DMS dopamine responses to contralateral stimuli are not because of the task motor requirements. A, Schematic of no-movement task. After a 1.5-s period of no wheel movement, a stimulus appeared on the left or right side of the screen. Mice (n = 3) had to hold the wheel still for a further 1.5 s to receive a reward. B, Wheel position in no-movement, move left, and move right trials averaged across all trials of all sessions. C, Stimulus aligned normalized mean DMS responses in trials in which mice successfully held the wheel still, separated by stimulus contrast.

Figure 6.

DMS dopamine axons encode specific combinations of stimuli and actions in a lateralized manner. A, Action-aligned signals during correct trials in DMS dopamine axons averaged across mice (n = 5). Gray horizontal bars indicate the analysis window used in the subsequent panels. Note that the difference in responses before the action reflect responses to stimuli that preceded the action onset (Fig. 3B).

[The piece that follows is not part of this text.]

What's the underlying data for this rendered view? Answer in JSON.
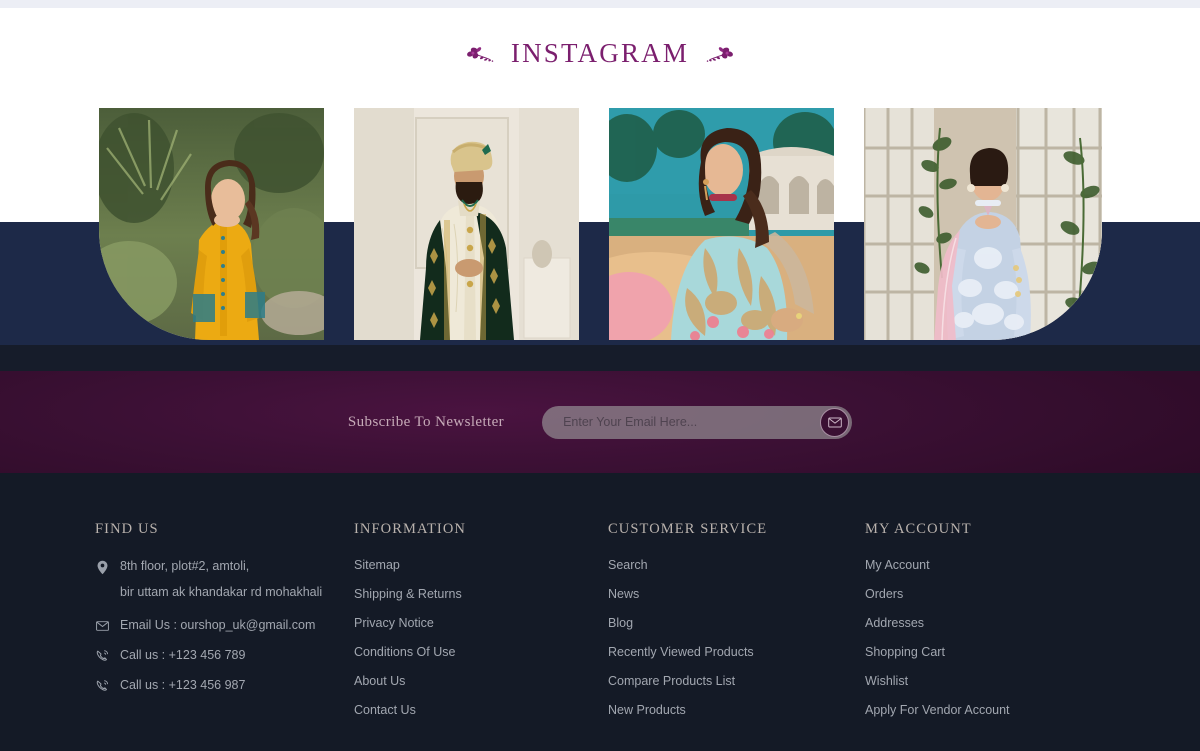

B, Average change in normalized neural responses after versus before action initiation. Responses reflect the difference in mean responses before and after the action onset (in the windows shown in A), normalized to the maximum response of each mouse, and then averaged across mice (see Materials and Methods). C, Average action-aligned signals separated by size of reward obtained. D, As in C but separated by choice accuracy. E, Summary of DMS dopamine signals during the choice task. Average stimulus responses of contralateral and ipsilateral DA axons in the choice task, separated by reward size and choice accuracy aligned to the stimulus onset (left) and action onset (right). Note that in the correct trials, contralateral action followed contralateral stimulus and in the error trials contralateral action followed ipsilateral stimulus. All panels show responses averaged across n = 5 mice, and error bars are SEM across mice.